Verwandte Begriffe: Dachstuhl, Pfetten, Kehlbalken.
Häufige Fragen (FAQ)
- Welche Dämmstoffe sind für eine nachträgliche Dämmung geeignet?
Ich empfehle diffusionsoffene Dämmstoffe wie Holzfaser, Zellulose oder Mineralwolle ohne Folienkaschierung. Diese Materialien ermöglichen den Feuchtigkeitstransport und reduzieren das Risiko von Schimmelbildung. Achten Sie auf den Wärmedurchgangskoeffizienten (U-Wert) des Materials, um die Dämmwirkung zu beurteilen. - Wie wichtig ist die Dampfbremse bei einer Dachdämmung?
Die Dampfbremse ist entscheidend, um zu verhindern, dass Feuchtigkeit aus dem Innenraum in die Dämmung eindringt. Sie sollte luftdicht verlegt und an Anschlüssen sorgfältig abgedichtet werden. Eine fehlerhafte Dampfbremse kann zu erheblichen Feuchtigkeitsschäden führen. - Was ist bei der Dämmung von Sparren zu beachten?
Bei der Dämmung von Sparren ist darauf zu achten, dass die Dämmung lückenlos zwischen den Sparren eingebracht wird. Vermeiden Sie Wärmebrücken, indem Sie die Dämmung über die Sparren hinausführen (Aufsparrendämmung). Die Sparren sollten ausreichend belüftet sein, um Feuchtigkeit abzuführen. - Kann ich Montageschaum zur Abdichtung verwenden?

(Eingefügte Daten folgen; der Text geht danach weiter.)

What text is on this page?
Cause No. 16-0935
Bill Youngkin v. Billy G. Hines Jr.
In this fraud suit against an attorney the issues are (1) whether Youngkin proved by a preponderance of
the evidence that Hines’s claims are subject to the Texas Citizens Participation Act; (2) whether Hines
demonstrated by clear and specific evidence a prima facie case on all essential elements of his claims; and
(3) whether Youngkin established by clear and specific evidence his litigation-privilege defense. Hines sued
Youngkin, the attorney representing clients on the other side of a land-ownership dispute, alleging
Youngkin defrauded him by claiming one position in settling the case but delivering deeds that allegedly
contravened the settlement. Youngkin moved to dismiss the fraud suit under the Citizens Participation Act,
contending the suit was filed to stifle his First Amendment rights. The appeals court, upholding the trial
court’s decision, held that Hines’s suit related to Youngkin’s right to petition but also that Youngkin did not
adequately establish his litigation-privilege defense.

Montageschaum kann für kleinere Abdichtungen verwendet werden, ist aber nicht für großflächige Anwendungen geeignet. Er kann die Dampfdiffusion behindern und sollte daher sparsam eingesetzt werden. Verwenden Sie stattdessen geeignete Dichtstoffe und Klebebänder für eine luftdichte Abdichtung. - Wie finde ich einen qualifizierten Energieberater?
Ich empfehle Ihnen, einen Energieberater über die Energieeffizienz-Expertenliste der Deutschen Energie-Agentur (dena) zu suchen. Dort finden Sie qualifizierte Fachleute in Ihrer Nähe. - Was bedeutet diffusionsoffen?
Diffusionsoffen bedeutet, dass ein Baustoff Wasserdampf durchlassen kann. Dies ist wichtig, um Feuchtigkeit aus dem Inneren eines Gebäudes nach außen abzuführen und Schimmelbildung zu vermeiden. - Welche Risiken bestehen bei einer unzureichenden Hinterlüftung?
Eine unzureichende Hinterlüftung kann dazu führen, dass sich Feuchtigkeit unter der Dacheindeckung ansammelt. Dies kann zu Schimmelbildung, Holzschäden und einer verminderten Dämmwirkung führen. Achten Sie auf eine ausreichende Luftzirkulation zwischen Dämmung und Dacheindeckung. - Wie erkenne ich Schimmelbildung im Dachbereich?
Schimmelbildung erkennen Sie an dunklen Flecken, einem muffigen Geruch oder sichtbarem Schimmelbewuchs. Bei Verdacht auf Schimmel sollten Sie umgehend einen Fachmann zur Ursachenforschung und Sanierung hinzuziehen.